La estrategia del presidente ha sido cuestionada por diferentes organizaciones civiles. Hace unas semanas, alguien filtró una base de datos del Ministerio de Seguridad que revela la existencia de graves irregularidades entre las miles de detenciones llevadas a cabo, así como las condiciones de hacinamiento en las cárceles y las muertes confusas de detenidos en las comisarías, según Human Rights Watch Esta y otras ONG aseguran que la Policía ha apresado a cientos de salvadoreños inocentes, a los que luego ha «torturado» y «mantenido incomunicados». En ocasiones, según su testimonio, los arrestos «arbitrarios» obedecen a ajustes de cuentas personales, la necesidad de cumplir una cuota de detenciones o, simplemente, al hecho de que las víctimas tenían un aire de delincuentes o llevaban un tatuaje. Las ONG denuncian además que las familias de los reos deben abonar unos 160 euros mensuales para tratar de mejorar las condiciones de sus allegados. Con ese dinero pueden comprar alimentos o artículos de higiene adicionales a los paquetes básicos de comida que les proveé el Gobierno. Los reclusos deben trabajar en las fábricas internas para costear parte de su encierro.
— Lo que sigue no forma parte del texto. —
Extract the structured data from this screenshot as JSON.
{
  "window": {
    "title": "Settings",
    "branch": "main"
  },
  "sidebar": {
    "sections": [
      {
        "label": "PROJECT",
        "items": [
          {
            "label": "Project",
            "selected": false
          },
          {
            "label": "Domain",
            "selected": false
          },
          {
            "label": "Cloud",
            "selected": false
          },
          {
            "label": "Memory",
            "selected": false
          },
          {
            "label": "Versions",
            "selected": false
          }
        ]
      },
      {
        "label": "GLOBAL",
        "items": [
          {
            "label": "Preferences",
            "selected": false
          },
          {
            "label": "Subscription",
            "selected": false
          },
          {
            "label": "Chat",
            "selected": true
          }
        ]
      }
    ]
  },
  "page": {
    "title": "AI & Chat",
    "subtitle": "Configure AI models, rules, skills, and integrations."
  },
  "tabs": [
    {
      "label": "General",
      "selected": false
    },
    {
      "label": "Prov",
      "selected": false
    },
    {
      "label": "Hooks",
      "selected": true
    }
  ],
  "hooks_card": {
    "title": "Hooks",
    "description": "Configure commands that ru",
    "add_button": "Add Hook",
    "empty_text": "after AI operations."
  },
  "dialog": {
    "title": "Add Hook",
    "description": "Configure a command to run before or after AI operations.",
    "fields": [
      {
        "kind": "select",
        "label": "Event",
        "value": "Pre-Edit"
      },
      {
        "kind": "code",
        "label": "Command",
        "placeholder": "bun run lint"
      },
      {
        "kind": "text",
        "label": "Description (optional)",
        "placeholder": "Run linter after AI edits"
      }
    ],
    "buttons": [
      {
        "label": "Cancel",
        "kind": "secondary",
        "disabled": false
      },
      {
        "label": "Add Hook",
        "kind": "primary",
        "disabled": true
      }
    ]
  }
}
A ojos de Estados Unidos, el envío de los primeros 2.000 presos a la supercárcel salvadoreña, orquestado con una enorme campaña propagandística, resulta muy conveniente, ya que se ha producido a continuación de la detención de dos cabecillas de la mara MS-13, quienes han declarado esta semana pasada que altos funcionarios de la Administración de Bukele han negociado con las pandillas para rebajar la cifra de asesinatos. La acusación no resulta novedosa. También ha existido contra anteriores presidentes salvadoreños. Pero el Departamento de Justicia de EE UU se ha hecho eco de ellas y sospecha que los acuerdos existen y han «beneficiado políticamente al Gobierno de El Salvador». Incluso, Washington cree que un alto número de asesinatos no ha sido registrado en los últimos tres años porque los pandilleros se han acostumbrado a «enterrar los cadáveres» mientras la Administración habría prometido condiciones más flexibles a los criminales presos.
Bukele hace caso omiso a las críticas. Su gabinete sostiene que el mejor argumento para derribar las acusaciones de laxitud con los mareros es la apertura del CETOC –»ya no dan miedo», ha dicho este lunes tras las imágenes de su llegada a la penitenciaria–. Y esgrime dos datos para mantener su «guerra contra las pandillas», ampliar los regímenes de excepción (ya lleva once) o construir excesos como el Centro de Confinamiento del Terrorismo. Durante el gobierno anterior al suyo no hubo un sólo día sin asesinatos y la legislatura anterior únicamente registró una jornada sin muertes violentas.
Cuando el presidente llegó al poder, las maras constituían en muchas comunidades un gobierno alternativo que pivotaba sobre la extorsión generalizada de los ciudadanos, la prostitución, el secuestro, el chantaje e incluso el manejo de parte de los monopolios públicos oficiales en los distritos bajo su control. Nacidas en 1990 se aprovecharon de su violencia sistémica, la existencia de ejecutivos frágiles e incapaces y de una enorme población marginal y marginada que les proporcionaba las necesarias legiones de jóvenes combatientes sin nada que perder. Todo cambio el 29 de marzo del año pasado. Las bandas mataron a 62 personas disparando indiscriminadamente por la calle a peatones, conductores y comerciantes en un fin de semana sangriento que se cobró en total más de 80 vidas, el más letal desde el final de la guerra salvadoreña treinta años antes. Al día siguiente, Bukele comenzó su venganza.